Dalam artikel Forbes berjudul "A YOLO Mindset Inspires People To Frequently Switch Jobs In Pursuit Of Meaning, Purpose, And Better Pay", disebutkan banyak anak muda yang mengadopsi filosofi YOLO dalam konteks karier mereka. Mereka lebih memilih untuk sering berpindah pekerjaan demi mencari peluang yang lebih baik, bukan hanya untuk mendapatkan gaji lebih tinggi, tetapi juga untuk menemukan pekerjaan yang memberikan makna dan tujuan yang lebih besar. Gaya hidup YOLO juga sering dikaitkan dengan budaya media sosial, di mana banyak orang memamerkan pengalaman mewah mereka, dari liburan hingga aktivitas seru.
Namun, meskipun YOLO memberikan rasa kebebasan dan kepuasan, filosofi ini juga bisa membawa tantangan dalam perencanaan keuangan jangka panjang. Tanpa pengelolaan yang bijak, kebebasan finansial bisa cepat menguap, meninggalkan seseorang dengan sedikit cadangan uang untuk masa depan.
YONO: Keamanan dan stabilitas di masa depan
Sebaliknya, YONO menawarkan perspektif yang lebih pragmatis dan terencana. Filosofi ini menekankan pentingnya pengelolaan keuangan yang bijaksana, pengurangan pengeluaran yang tidak perlu, dan fokus pada tujuan jangka panjang. YONO mengajak kita untuk lebih berhati-hati dalam membuat keputusan finansial, dengan prioritas pada kebutuhan daripada keinginan.
Artikel Voi yang berjudul "YOLO's Lifestyle Now Turns To YONO, What Does It Mean?" menjelaskan bagaimana peralihan dari YOLO ke YONO semakin populer, terutama di kalangan generasi muda yang semakin sadar akan pentingnya stabilitas finansial di tengah ketidakpastian ekonomi global. Banyak orang yang dulunya menghabiskan uang untuk pengalaman instan dan kebahagiaan sesaat mulai beralih ke gaya hidup yang lebih hemat, dengan lebih banyak menabung dan berinvestasi untuk masa depan mereka.

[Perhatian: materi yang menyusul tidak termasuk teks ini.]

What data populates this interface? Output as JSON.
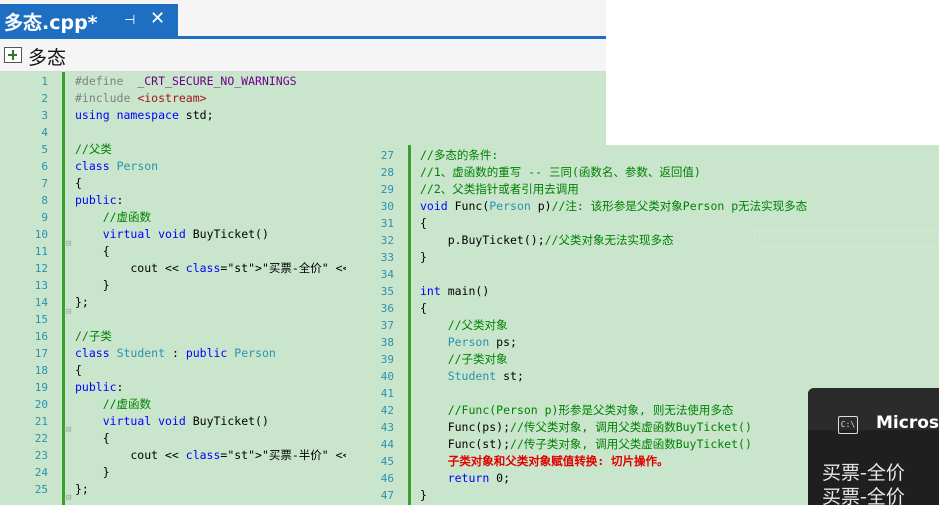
{
  "tab": {
    "title": "多态.cpp*",
    "pin_icon": "pin-icon",
    "close_icon": "close-icon",
    "active_color": "#1e6fc2"
  },
  "nav": {
    "scope": "多态",
    "icon": "class-scope-icon"
  },
  "editor_left": {
    "line_numbers": [
      "1",
      "2",
      "3",
      "4",
      "5",
      "6",
      "7",
      "8",
      "9",
      "10",
      "11",
      "12",
      "13",
      "14",
      "15",
      "16",
      "17",
      "18",
      "19",
      "20",
      "21",
      "22",
      "23",
      "24",
      "25"
    ],
    "lines": [
      "#define  _CRT_SECURE_NO_WARNINGS",
      "#include <iostream>",
      "using namespace std;",
      "",
      "//父类",
      "class Person",
      "{",
      "public:",
      "    //虚函数",
      "    virtual void BuyTicket()",
      "    {",
      "        cout << \"买票-全价\" << endl;",
      "    }",
      "};",
      "",
      "//子类",
      "class Student : public Person",
      "{",
      "public:",
      "    //虚函数",
      "    virtual void BuyTicket()",
      "    {",
      "        cout << \"买票-半价\" << endl;",
      "    }",
      "};"
    ]
  },
  "editor_right": {
    "line_numbers": [
      "27",
      "28",
      "29",
      "30",
      "31",
      "32",
      "33",
      "34",
      "35",
      "36",
      "37",
      "38",
      "39",
      "40",
      "41",
      "42",
      "43",
      "44",
      "45",
      "46",
      "47"
    ],
    "lines": [
      "//多态的条件:",
      "//1、虚函数的重写 -- 三同(函数名、参数、返回值)",
      "//2、父类指针或者引用去调用",
      "void Func(Person p)//注: 该形参是父类对象Person p无法实现多态",
      "{",
      "    p.BuyTicket();//父类对象无法实现多态",
      "}",
      "",
      "int main()",
      "{",
      "    //父类对象",
      "    Person ps;",
      "    //子类对象",
      "    Student st;",
      "",
      "    //Func(Person p)形参是父类对象, 则无法使用多态",
      "    Func(ps);//传父类对象, 调用父类虚函数BuyTicket()",
      "    Func(st);//传子类对象, 调用父类虚函数BuyTicket()",
      "    子类对象和父类对象赋值转换: 切片操作。",
      "    return 0;",
      "}"
    ]
  },
  "console": {
    "icon": "console-icon",
    "icon_text": "C:\\",
    "title": "Microso",
    "output": [
      "买票-全价",
      "买票-全价"
    ]
  },
  "colors": {
    "editor_bg": "#c9e6cd",
    "change_bar": "#3aa02b",
    "keyword": "#0000ff",
    "type": "#2b91af",
    "comment": "#008000",
    "annotation": "#e00000"
  }
}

YONO memberikan rasa aman, dengan fokus pada perencanaan keuangan yang lebih matang dan tujuan jangka panjang, seperti membeli rumah atau mempersiapkan dana pensiun. Bagi mereka yang mencari kestabilan, filosofi ini menawarkan kedamaian pikiran, meskipun kadang terasa kurang fleksibel dalam menikmati kebebasan yang ditawarkan oleh YOLO.
Mencari keseimbangan: gabungkan kedua filosofi
Meskipun keduanya menawarkan keuntungan dan tantangan, tidak jarang orang mencoba menggabungkan kedua filosofi ini. Seperti yang dijelaskan dalam artikel Insight Trends World, banyak orang mulai mencari keseimbangan antara YOLO dan YONO, mengkombinasikan spontanitas dari YOLO dengan perencanaan dan kestabilitas finansial dari YONO. Misalnya, seseorang bisa menikmati liburan yang telah lama diinginkan, tetapi tetap menyisihkan dana untuk investasi atau tabungan masa depan.
YOLO vs YONO: Pilih yang sesuai dengan kamu
Pada akhirnya, baik YOLO maupun YONO memiliki peran dan manfaatnya masing-masing. YOLO memberikan kebebasan untuk menikmati hidup sekarang, sementara YONO menawarkan stabilitas dan rasa aman untuk masa depan. Pilihan antara keduanya bergantung pada prioritas pribadi dan tujuan hidup masing-masing individu. Namun, banyak orang menemukan bahwa dengan menggabungkan kedua filosofi ini, mereka bisa mencapai kehidupan yang lebih seimbang, menikmati kebahagiaan sekarang, sekaligus merencanakan masa depan yang lebih cerah.
Dengan memahami filosofi ini dan menyesuaikan gaya hidup dengan kondisi pribadi, kamu bisa menentukan arah hidup yang akan membawa kebahagiaan dan kesuksesan di masa depan. Jadi, kamu pilih yang mana? YOLO atau YONO?